Astoria Cove Developer Still Not ‘Doing Business’ with the City

reprints


Astoria Cove rendering
Rendering of the proposed mixed-use development. (STUDIO V Architects)

More than five months after an investment team that includes Alma Realty Corp. submitted a required form to the city that’s supposed to allow campaigns and city agencies to identify which individuals and entities should be subject to the 2007 “pay to play” limits on campaign contributions, the developers applying for a rezoning to build a 1,723-unit residential and commercial complex on the Astoria waterfront still don’t show up in the city’s database.

Shortly after Commercial Observer reported that Alma executive John Mavroudis forwarded donations higher than the strict donation limits to Council Member Mark Weprin and Queens Borough President Melinda Katz last month, officials with the Department of City Planning admitted the agency didn’t send the form on time to another agency tasked with maintaining the rotating list of over 6,000 entities and over 23,000 individuals who have a vested interest in city affairs, an oversight that advocates say might not have made a difference if the onus for enforcing and living up to the law the City Council passed to limit so-called “doing business” contributions fell more squarely on politicians themselves.

SEE ALSO: City Council, Adams Administration Near Deal to Approve City of Yes

“They thought it was unfair to put the burden on the candidate,” said Gene Russianoff, staff attorney for the New York Public Interest Research Group, said of the lawmakers who passed the 2007 law. “I think it wasn’t the right decision, but it wasn’t by accident.”

The form that “2030 Astoria Developers LLC,” the entity that’s currently pressing for its rezoning for Astoria Cove before the City Planning Commission, didn’t make it from the Department of City Planning to the Mayor’s Office of Contract Services until after July, an agency representative said, leaving the form that Alma handed over to City Planning on March 20 still not reflected in the database that’s updated on a monthly basis and hasn’t gotten a fresh update since July 31. The City Planning agency, which usually transfers the forms once a month, will implement new procedures to ensure timely transmission and work with the other agency on creating more frequent updates to the list, a spokeswoman for City Planning said.

But until the development team shows up in the database, contributions from Mr. Mavroudis, whose name is the only one that appears on the “doing business” form in question, won’t trigger refunds or constitute a campaign finance violation for donations greater than $250 to City Council candidates, $320 to borough president candidates and $400 to mayoral candidates, representatives for the city Campaign Finance Board told CO last month. The regulations that require lower contributions from Uniform Land Use Review Procedure applicants relate to a class of individuals engaged in business dealings with the city that sets itself apart from the group of lobbyists, contractors and other people and entities doing business with the city, said Matthew Sollars, a spokesman for the board.

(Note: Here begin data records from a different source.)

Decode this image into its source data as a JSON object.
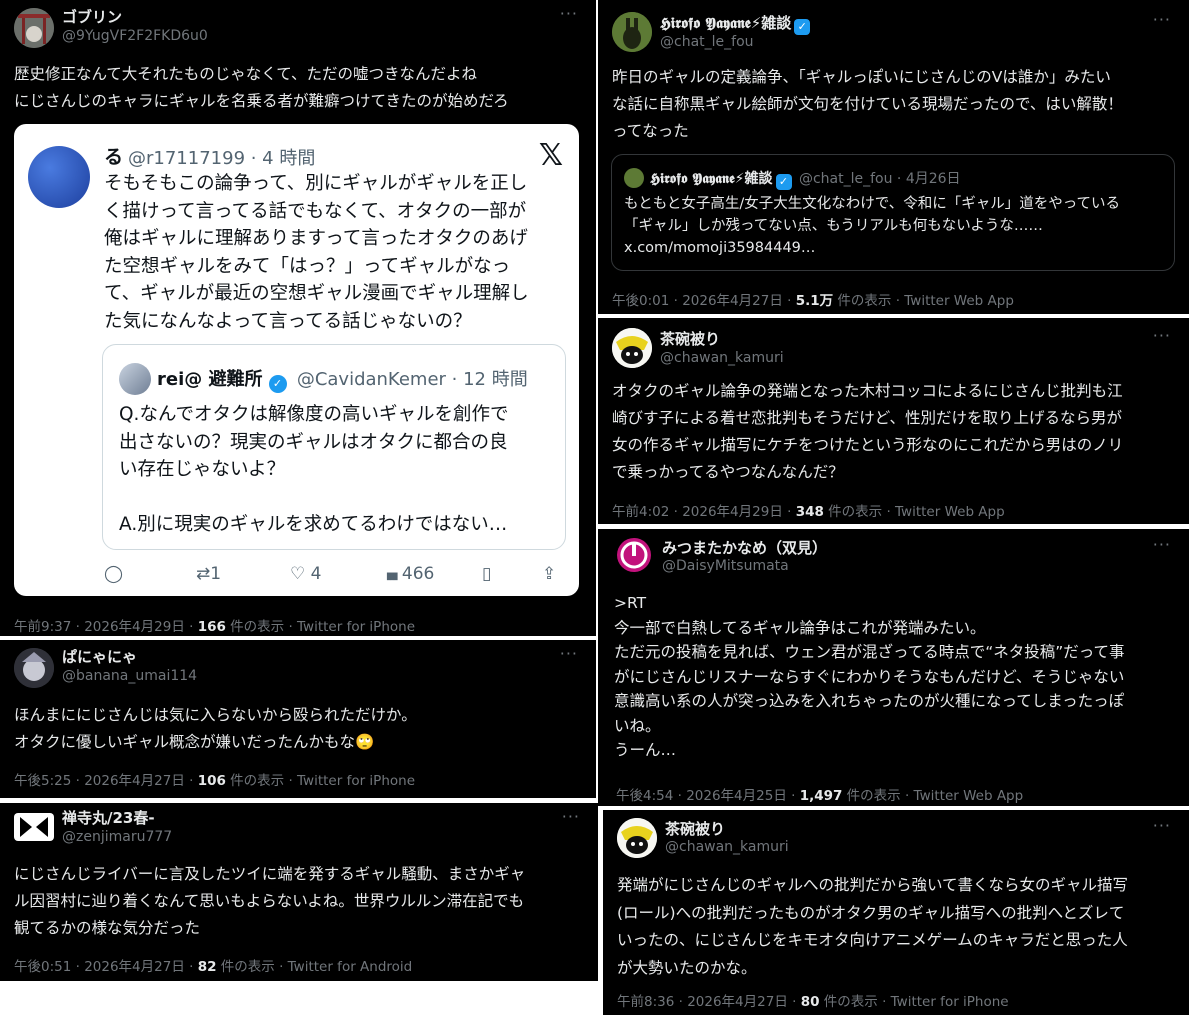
{
  "posts": {
    "p1": {
      "name": "ゴブリン",
      "handle": "@9YugVF2F2FKD6u0",
      "more": "···",
      "text": "歴史修正なんて大それたものじゃなくて、ただの嘘つきなんだよね\nにじさんじのキャラにギャルを名乗る者が難癖つけてきたのが始めだろ",
      "embed": {
        "author": "る",
        "handle_time": "@r17117199 · 4 時間",
        "x_logo": "𝕏",
        "text": "そもそもこの論争って、別にギャルがギャルを正し\nく描けって言ってる話でもなくて、オタクの一部が\n俺はギャルに理解ありますって言ったオタクのあげ\nた空想ギャルをみて「はっ？」ってギャルがなっ\nて、ギャルが最近の空想ギャル漫画でギャル理解し\nた気になんなよって言ってる話じゃないの？",
        "quote": {
          "name": "rei@ 避難所",
          "verified": "✓",
          "handle_time": "@CavidanKemer · 12 時間",
          "text": "Q.なんでオタクは解像度の高いギャルを創作で\n出さないの？現実のギャルはオタクに都合の良\nい存在じゃないよ？\n\nA.別に現実のギャルを求めてるわけではない…"
        },
        "actions": {
          "reply": "◯",
          "retweet_icon": "⇄",
          "retweet_count": "1",
          "like_icon": "♡",
          "like_count": "4",
          "views_icon": "▮▮▮",
          "views_count": "466",
          "bookmark": "▯",
          "share": "⇪"
        }
      },
      "meta_pre": "午前9:37 · 2026年4月29日 · ",
      "views": "166",
      "meta_post": " 件の表示 · Twitter for iPhone"
    },
    "p2": {
      "name": "ぱにゃにゃ",
      "handle": "@banana_umai114",
      "more": "···",
      "text": "ほんまににじさんじは気に入らないから殴られただけか。\nオタクに優しいギャル概念が嫌いだったんかもな",
      "emoji": "🙄",
      "meta_pre": "午後5:25 · 2026年4月27日 · ",
      "views": "106",
      "meta_post": " 件の表示 · Twitter for iPhone"
    },
    "p3": {
      "name": "禅寺丸/23春-",
      "handle": "@zenjimaru777",
      "more": "···",
      "text": "にじさんじライバーに言及したツイに端を発するギャル騒動、まさかギャ\nル因習村に辿り着くなんて思いもよらないよね。世界ウルルン滞在記でも\n観てるかの様な気分だった",
      "meta_pre": "午後0:51 · 2026年4月27日 · ",
      "views": "82",
      "meta_post": " 件の表示 · Twitter for Android"
    },
    "p4": {
      "name": "𝕳𝖎𝖗𝖔𝖋𝖔 𝖄𝖆𝖞𝖆𝖓𝖊⚡雑談",
      "verified": "✓",
      "handle": "@chat_le_fou",
      "more": "···",
      "text": "昨日のギャルの定義論争、「ギャルっぽいにじさんじのVは誰か」みたい\nな話に自称黒ギャル絵師が文句を付けている現場だったので、はい解散！\nってなった",
      "quote": {
        "name": "𝕳𝖎𝖗𝖔𝖋𝖔 𝖄𝖆𝖞𝖆𝖓𝖊⚡雑談",
        "verified": "✓",
        "handle_time": "@chat_le_fou · 4月26日",
        "text": "もともと女子高生/女子大生文化なわけで、令和に「ギャル」道をやっている\n「ギャル」しか残ってない点、もうリアルも何もないような……\nx.com/momoji35984449…"
      },
      "meta_pre": "午後0:01 · 2026年4月27日 · ",
      "views": "5.1万",
      "meta_post": " 件の表示 · Twitter Web App"
    },
    "p5": {
      "name": "茶碗被り",
      "handle": "@chawan_kamuri",
      "more": "···",
      "text": "オタクのギャル論争の発端となった木村コッコによるにじさんじ批判も江\n崎びす子による着せ恋批判もそうだけど、性別だけを取り上げるなら男が\n女の作るギャル描写にケチをつけたという形なのにこれだから男はのノリ\nで乗っかってるやつなんなんだ？",
      "meta_pre": "午前4:02 · 2026年4月29日 · ",
      "views": "348",
      "meta_post": " 件の表示 · Twitter Web App"
    },
    "p6": {
      "name": "みつまたかなめ（双見）",
      "handle": "@DaisyMitsumata",
      "more": "···",
      "text": ">RT\n今一部で白熱してるギャル論争はこれが発端みたい。\nただ元の投稿を見れば、ウェン君が混ざってる時点で“ネタ投稿”だって事\nがにじさんじリスナーならすぐにわかりそうなもんだけど、そうじゃない\n意識高い系の人が突っ込みを入れちゃったのが火種になってしまったっぽ\nいね。\nうーん…",
      "meta_pre": "午後4:54 · 2026年4月25日 · ",
      "views": "1,497",
      "meta_post": " 件の表示 · Twitter Web App"
    },
    "p7": {
      "name": "茶碗被り",
      "handle": "@chawan_kamuri",
      "more": "···",
      "text": "発端がにじさんじのギャルへの批判だから強いて書くなら女のギャル描写\n(ロール)への批判だったものがオタク男のギャル描写への批判へとズレて\nいったの、にじさんじをキモオタ向けアニメゲームのキャラだと思った人\nが大勢いたのかな。",
      "meta_pre": "午前8:36 · 2026年4月27日 · ",
      "views": "80",
      "meta_post": " 件の表示 · Twitter for iPhone"
    }
  }
}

“They are only in the database once the ULURP application is certified, then they drop out four months after the process ends,” said Mr. Sollars. “The point is that individuals engaged in real estate transactions or land use matters are much more likely to contribute than people who are in the database for other reasons.”

While representatives for Alma Realty said no one at the firm was available to comment, they previously told CO that Mr. Mavroudis was “apparently due back a slight refund.” A spokesman for Ms. Katz said the borough president had returned the entire $1,000 donation Mr. Mavroudis gave her campaign, while Mr. Weprin’s office didn’t respond to a request to verify whether the Queens Democrat had returned any of the $500 donation he received.

And 2030 Astoria Developers, whose application City Planning certified on April 21, will officially show up as doing business with the city in the next round of updates to the database, said a spokeswoman for the Mayor’s Office of Contract Services.